Packaging as added value - When packaging itself becomes a product
Packaging has clearly defined tasks. Primarily, it is there to protect the packaged goods from anything bad that can happen to them from the time they are packed in the factory to the time they are unpacked at the customer's location. In addition, packaging offers information space, advertising space and is a central element for successful branding. But what about the time after its use as product or shipping packaging?
With innovative and clever design, packaging then gets a second chance and offers your customers real added value that goes beyond the protective function and good looks.
Upcycling - or: Secondary use as an opportunity
Sustainable packaging design also always deals with the question: What path does the packaging take after use? As a rule, this path leads to waste, preferably into the materials cycle for recycling. At the same time, there is at least one other opportunity for useful reuse (which at the same time helps to reduce the volume of waste) - secondary use.
Which leads to the next design question: What criteria must a package fulfill in order to be suitable for such a secondary use in the first place? For the answer, however, it is not entirely irrelevant which forms of secondary use are even possible. After all, there are actually countless options open to designers.
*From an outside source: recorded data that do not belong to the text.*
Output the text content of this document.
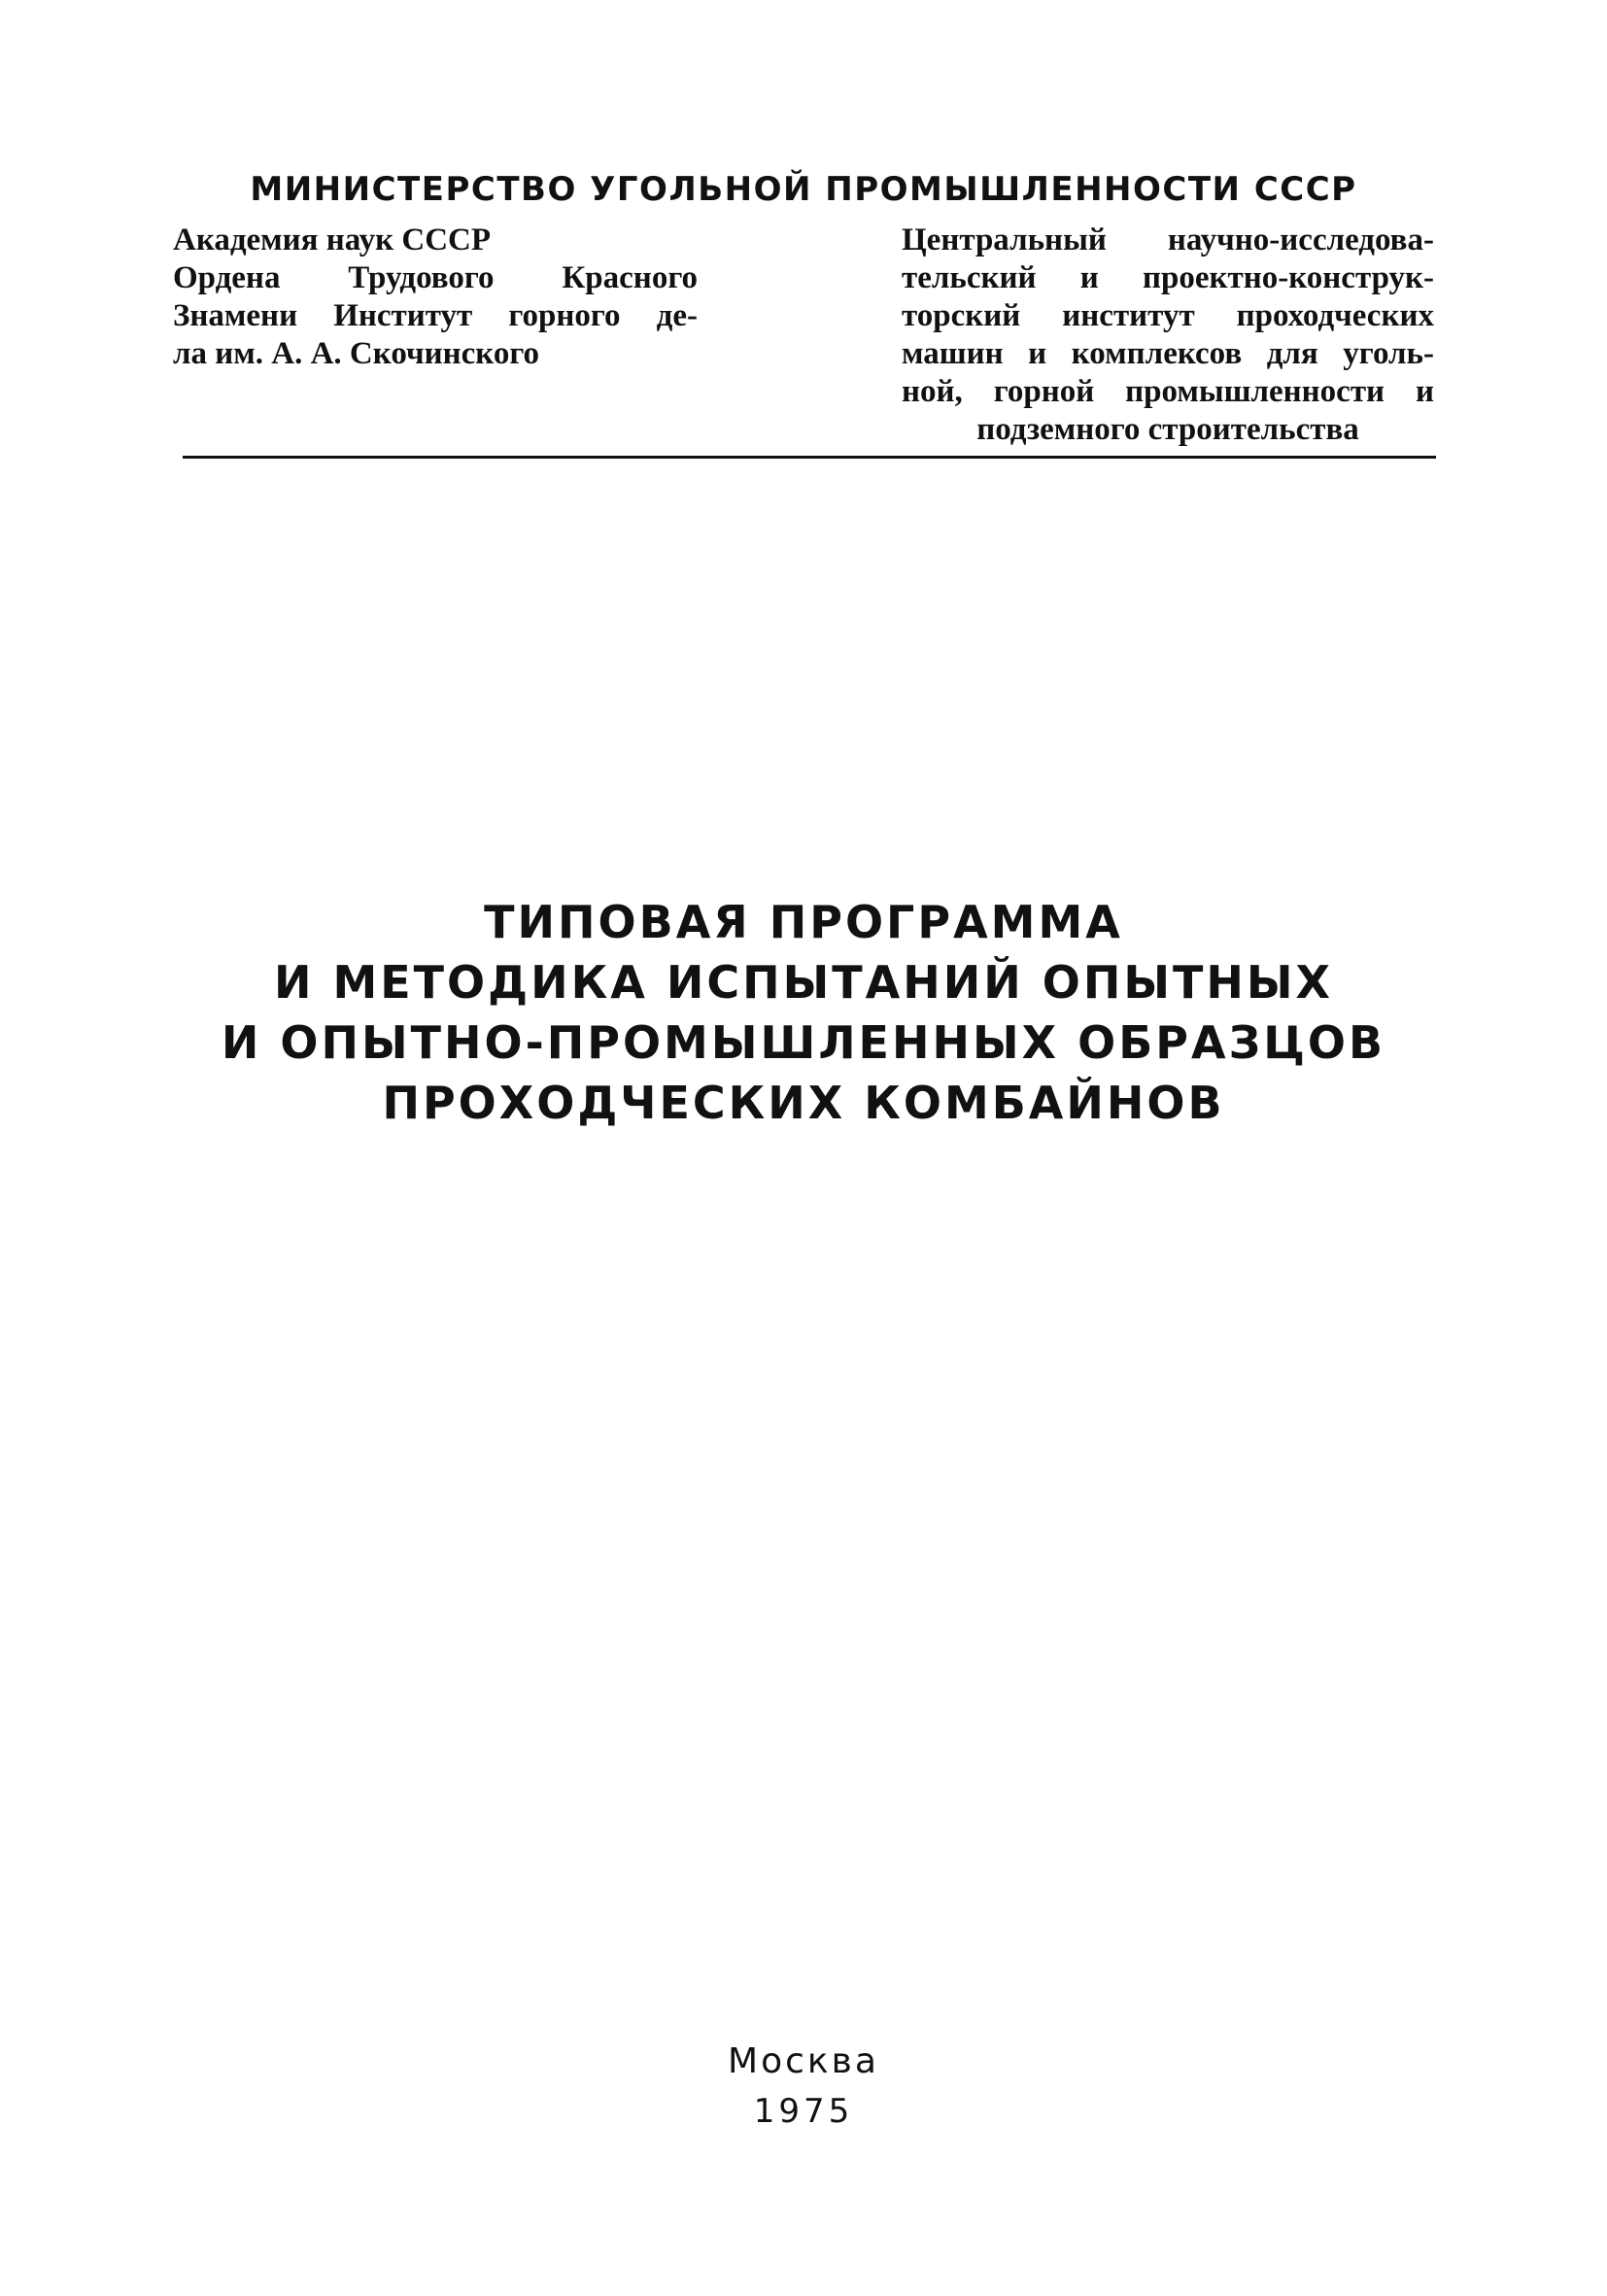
МИНИСТЕРСТВО УГОЛЬНОЙ ПРОМЫШЛЕННОСТИ СССР
Академия наук СССР
Ордена Трудового Красного
Знамени Институт горного де-
ла им. А. А. Скочинского
Центральный научно-исследова-
тельский и проектно-конструк-
торский институт проходческих
машин и комплексов для уголь-
ной, горной промышленности и
подземного строительства
ТИПОВАЯ ПРОГРАММА
И МЕТОДИКА ИСПЫТАНИЙ ОПЫТНЫХ
И ОПЫТНО-ПРОМЫШЛЕННЫХ ОБРАЗЦОВ
ПРОХОДЧЕСКИХ КОМБАЙНОВ
Москва
1975
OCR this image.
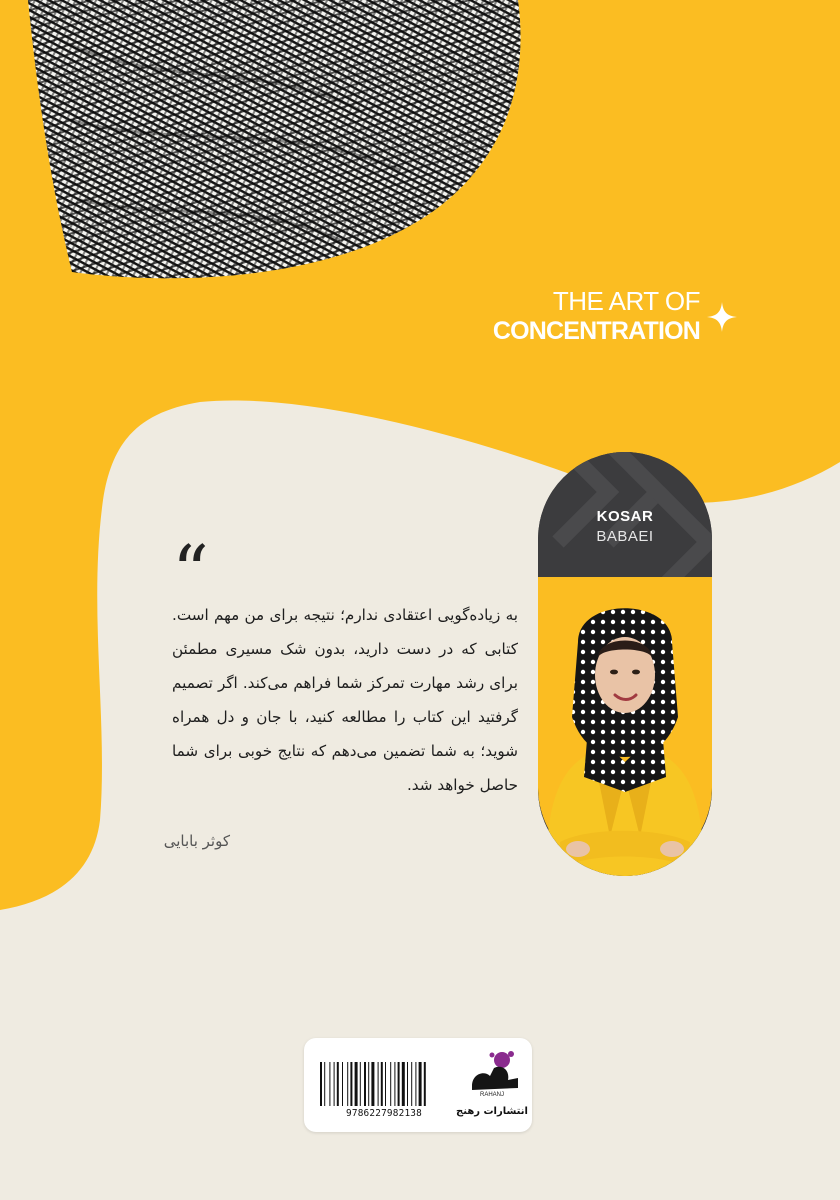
THE ART OF
CONCENTRATION
KOSAR
BABAEI
“

به زیاده‌گویی اعتقادی ندارم؛ نتیجه برای من مهم است. کتابی که در دست دارید، بدون شک مسیری مطمئن برای رشد مهارت تمرکز شما فراهم می‌کند. اگر تصمیم گرفتید این کتاب را مطالعه کنید، با جان و دل همراه شوید؛ به شما تضمین می‌دهم که نتایج خوبی برای شما حاصل خواهد شد.

کوثر بابایی
9786227982138
RAHANJ
انتشارات رهنج
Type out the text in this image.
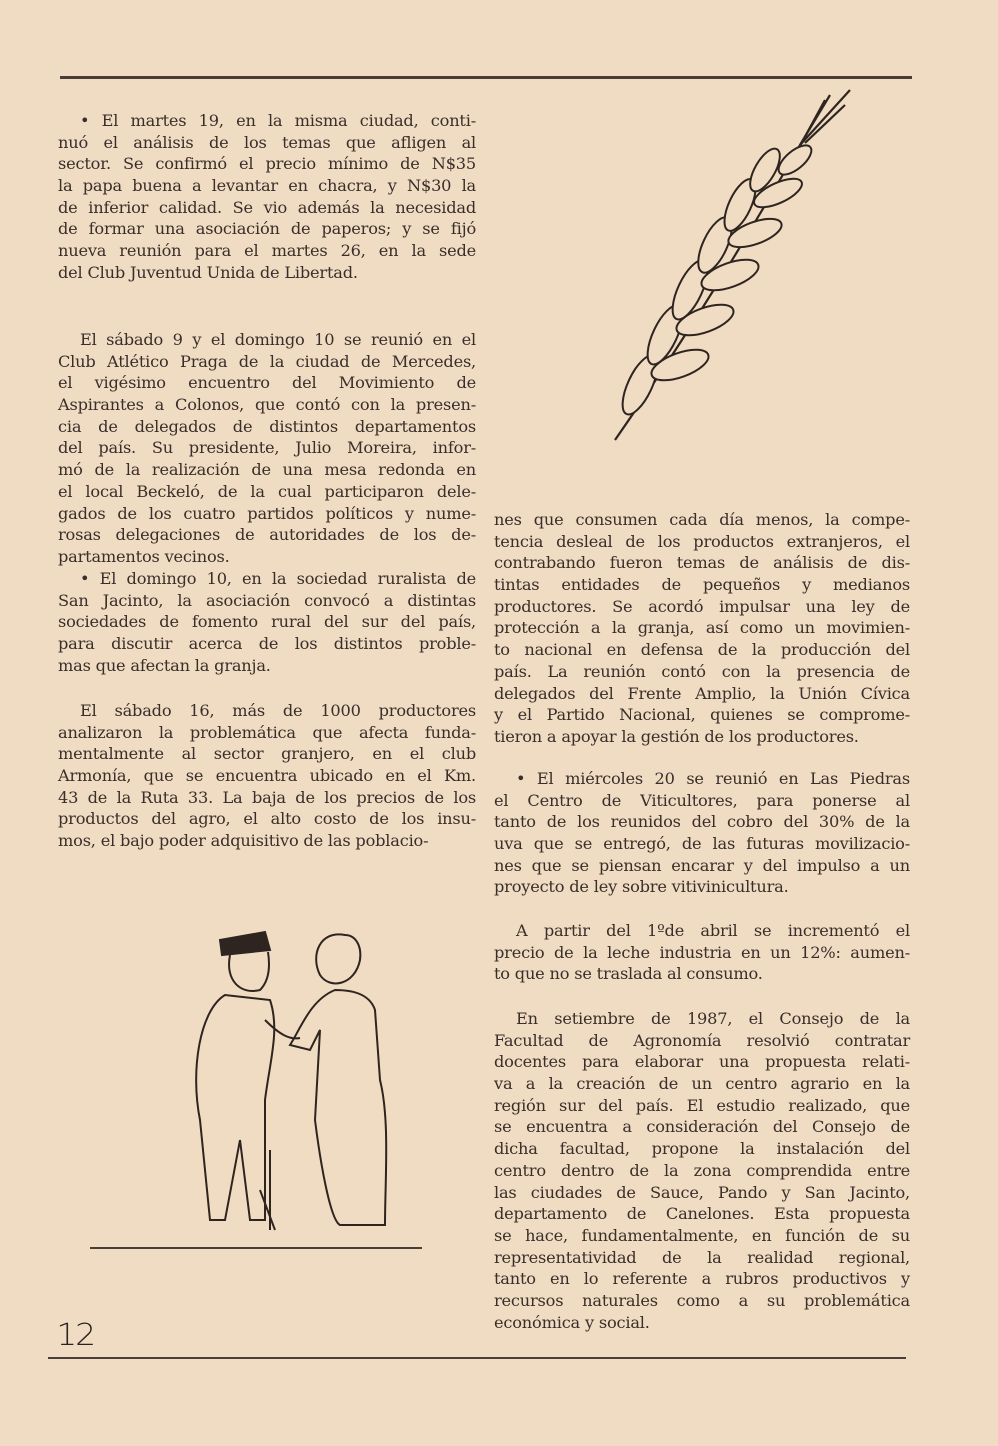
• El martes 19, en la misma ciudad, conti-
nuó el análisis de los temas que afligen al
sector. Se confirmó el precio mínimo de N$35
la papa buena a levantar en chacra, y N$30 la
de inferior calidad. Se vio además la necesidad
de formar una asociación de paperos; y se fijó
nueva reunión para el martes 26, en la sede
del Club Juventud Unida de Libertad.
El sábado 9 y el domingo 10 se reunió en el
Club Atlético Praga de la ciudad de Mercedes,
el vigésimo encuentro del Movimiento de
Aspirantes a Colonos, que contó con la presen-
cia de delegados de distintos departamentos
del país. Su presidente, Julio Moreira, infor-
mó de la realización de una mesa redonda en
el local Beckeló, de la cual participaron dele-
gados de los cuatro partidos políticos y nume-
rosas delegaciones de autoridades de los de-
partamentos vecinos.
• El domingo 10, en la sociedad ruralista de
San Jacinto, la asociación convocó a distintas
sociedades de fomento rural del sur del país,
para discutir acerca de los distintos proble-
mas que afectan la granja.
El sábado 16, más de 1000 productores
analizaron la problemática que afecta funda-
mentalmente al sector granjero, en el club
Armonía, que se encuentra ubicado en el Km.
43 de la Ruta 33. La baja de los precios de los
productos del agro, el alto costo de los insu-
mos, el bajo poder adquisitivo de las poblacio-
nes que consumen cada día menos, la compe-
tencia desleal de los productos extranjeros, el
contrabando fueron temas de análisis de dis-
tintas entidades de pequeños y medianos
productores. Se acordó impulsar una ley de
protección a la granja, así como un movimien-
to nacional en defensa de la producción del
país. La reunión contó con la presencia de
delegados del Frente Amplio, la Unión Cívica
y el Partido Nacional, quienes se comprome-
tieron a apoyar la gestión de los productores.
• El miércoles 20 se reunió en Las Piedras
el Centro de Viticultores, para ponerse al
tanto de los reunidos del cobro del 30% de la
uva que se entregó, de las futuras movilizacio-
nes que se piensan encarar y del impulso a un
proyecto de ley sobre vitivinicultura.
A partir del 1ºde abril se incrementó el
precio de la leche industria en un 12%: aumen-
to que no se traslada al consumo.
En setiembre de 1987, el Consejo de la
Facultad de Agronomía resolvió contratar
docentes para elaborar una propuesta relati-
va a la creación de un centro agrario en la
región sur del país. El estudio realizado, que
se encuentra a consideración del Consejo de
dicha facultad, propone la instalación del
centro dentro de la zona comprendida entre
las ciudades de Sauce, Pando y San Jacinto,
departamento de Canelones. Esta propuesta
se hace, fundamentalmente, en función de su
representatividad de la realidad regional,
tanto en lo referente a rubros productivos y
recursos naturales como a su problemática
económica y social.
12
That's why creativity is needed above all to make upcycling possible.
Functional properties for secondary use
An important point in the development of packaging with reuse potential is its functional properties. These depend on the type of packaging and the type of packaged goods, but always define whether a secondary use is a possibility - or not.
In order to fulfill its protective function, packaging must basically have a minimum level of stability. For secondary use, however, it is a matter of ensuring that this is also maintained over the long term. For solid packaging materials such as glass, sheet metal or plastic, this is usually not a problem. With paper or plastic foils, however, the situation may be different.
Not only there, but especially in the food sector, the reclosability of product packaging is just as practical for customers as it is a requirement for the food - in order to remain fresh, aromatic and digestible. Closure mechanisms that can be used again and again are also a big plus when other things are to be stored in the packaging later.
Bottles, jars and cans are classic packaging products that continue to be used because of their stability and durability. The requirement for this, however, is that they can be completely emptied and easily cleaned.
Playful, practical, beautiful - the second existence for packaging
Mustard jars with funny motives that become drinking glasses with a collectible character. Smoothie bottles that become canning containers. Tin cans that can be used to store almost anything from treasures to odds and ends. Glass bottles that can be used as flower vases or plastic bottles that can be used as planters.
Sometimes the packaging remains packaging when it is put to a new use. Only the contents change. But sometimes something completely new is created.
With enough creative design, however, the possibilities are almost unlimited and a product packaging can become much more. Packaging made of corrugated board or cardboard, for example, opens up countless approaches to offering customers a second use. They are both stable and easy to process - the best conditions for innovative packaging design.
Transform: Cardboard as a material for crafting, playing, and decorating
Painting, cutting out, folding, gluing: Especially for children, cardboard boxes in all sizes and shapes are a popular material to let off steam creatively. But because cardboard boxes can also be printed excellently, you can present children with entire play worlds to cut out - which, with the right template and a little folding work, can even be created in 3D. Alternatively, corrugated cardboard and cardboard are just as suitable as bases and playing fields for tabletop games.
For adults with an affinity for DIY, there is the alternative of creating decorative ornaments from the packaging. This is an interesting option especially with seasonal reference (Christmas time, Easter etc.) - even for the whole family.
Revalue: The packaging as (part of) the product
Apple proves time and again how impressively product and packaging can merge into one. After unpacking, however, the packaging remains just that - packaging. Other companies go further with their designs and make the packaging part of the product:
- Waarmakers is a Dutch design studio whose products are designed to produce no packaging waste. One example of this is the R16 lamp. It is shipped in its individual components in a cardboard shipping tube - which in turn becomes the lamp body in a few simple steps.
- Brum Brum Bikes from Latvia offers handmade wooden running bikes for children and delivers them in a box-in-box system. The protective cardboard box thus easily becomes a suitable bike holder in which the running bike can be safely parked. The box is printed with workshop motives, overall the box picks up the wood grain of the wheel.
These few examples of the conceivable redesign and revaluation of packaging show that innovative design approaches are worthwhile - for the environment, for your customers, and ultimately for you.